Nonostante questa diversità Stuart Mill resta il primo filosofo maschio ad evidenziare come, se da una parte l'asservimento storico delle donne conserva dei punti comuni con la schiavitù, un elemento differenzia le due tipologie di sottomissione: alcuni uomini possono risultare schiavi di altri, mentre tutte le donne, nel privato della famiglia, sono schiave degli uomini in virtù della loro soggezione storica fondata su ragioni "affettive":

(EN)

«Men do not want solely the obedience of women, they want their sentiments. All men, except the most brutish, desire to have, in the woman most nearly connected with them, not a forced slave but a willing one, not a slave merely, but a favourite.
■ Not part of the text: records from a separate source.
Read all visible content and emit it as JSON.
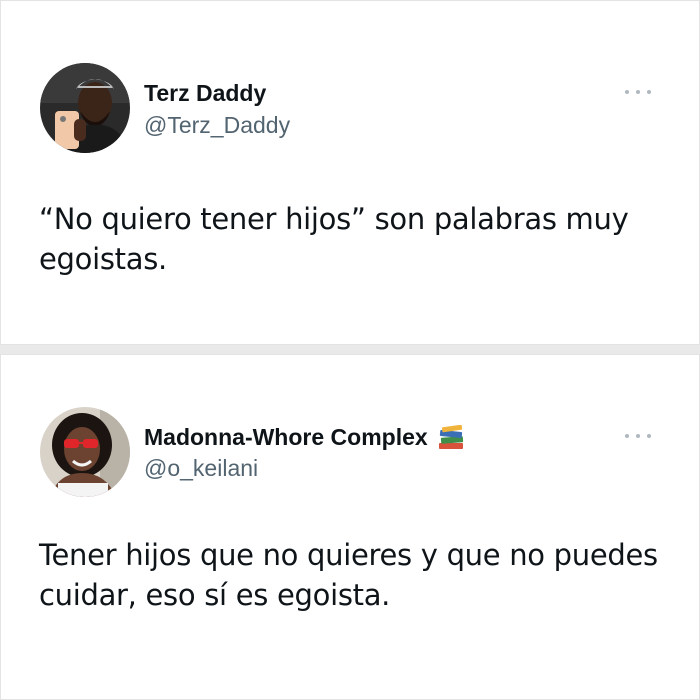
{
  "tweets": [
    {
      "display_name": "Terz Daddy",
      "handle": "@Terz_Daddy",
      "text": "“No quiero tener hijos” son palabras muy egoistas.",
      "avatar_icon": "profile-photo-man-holding-phone",
      "more_icon": "more-options-icon"
    },
    {
      "display_name": "Madonna-Whore Complex",
      "name_emoji": "books-emoji",
      "handle": "@o_keilani",
      "text": "Tener hijos que no quieres y que no puedes cuidar, eso sí es egoista.",
      "avatar_icon": "profile-photo-woman-red-sunglasses",
      "more_icon": "more-options-icon"
    }
  ],
  "colors": {
    "name": "#0f1419",
    "handle": "#536471",
    "more_dots": "#b0b8c0",
    "background": "#ffffff",
    "separator": "#e9e9e9"
  }
}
They have therefore put everything in practice to enslave their minds. The masters of all other slaves rely, for maintaining obedience, on fear; either fear of themselves, or religious fears. The masters of women wanted more than simple obedience, and they turned the whole force of education to effect their purpose. All women are brought up from the very earliest years in the belief that their ideal of character is the very opposite to that of men; not self will, and government by self-control, but submission, and yielding to the control of other. All the moralities tell them that it is the duty of women, and all the current sentimentalities that it is their nature, to live for others; to make complete abnegation of themselves, and to have no life but in their affections. And by their affections are meant the only ones they are allowed to have — those to the men with whom they are connected, or to the children who constitute an additional and indefeasible tie between them and a man.»

(IT)

«Gli uomini non s’appagano dell’obbedienza delle donne. Essi si arrogano un diritto anche sui loro sentimenti. Tutti, i più brutali eccettuati, vogliono avere nella donna che è loro strettamente unita, non una schiava soltanto, ma una favorita. Conseguentemente, essi nulla trascurano per educare il suo spirito al servilismo. I padroni d’altri schiavi, contano sul timore che ispirano essi stessi, o che ispira la religione, per assicurarsi la loro obbedienza. I padroni delle donne vogliono più dell’obbedienza, per cui han rivolto a profitto dei loro disegni tutte le forze dell’educazione. Tutte le donne si allevano dall’infanzia nella credenza che l’ideale del loro carattere è l’antitesi di quello dell’uomo: esse sono educate a non volere da sé medesime, a non condursi dietro la volontà loro, ma a sottomettersi e cedere all’altrui. Ci si dice, in nome della morale che il dovere della donna è di vivere per gli altri, ed in nome del sentimento che la natura lo vuole: s’intende ch’ella faccia abnegazione completa di sé stessa, ch’ella non viva che dei suoi affetti, cioè dei soli affetti che le si permettono dall’uomo al quale è unita, o dai figli che costituiscono fra lei e l’uomo un vincolo novello ed irrevocabile.»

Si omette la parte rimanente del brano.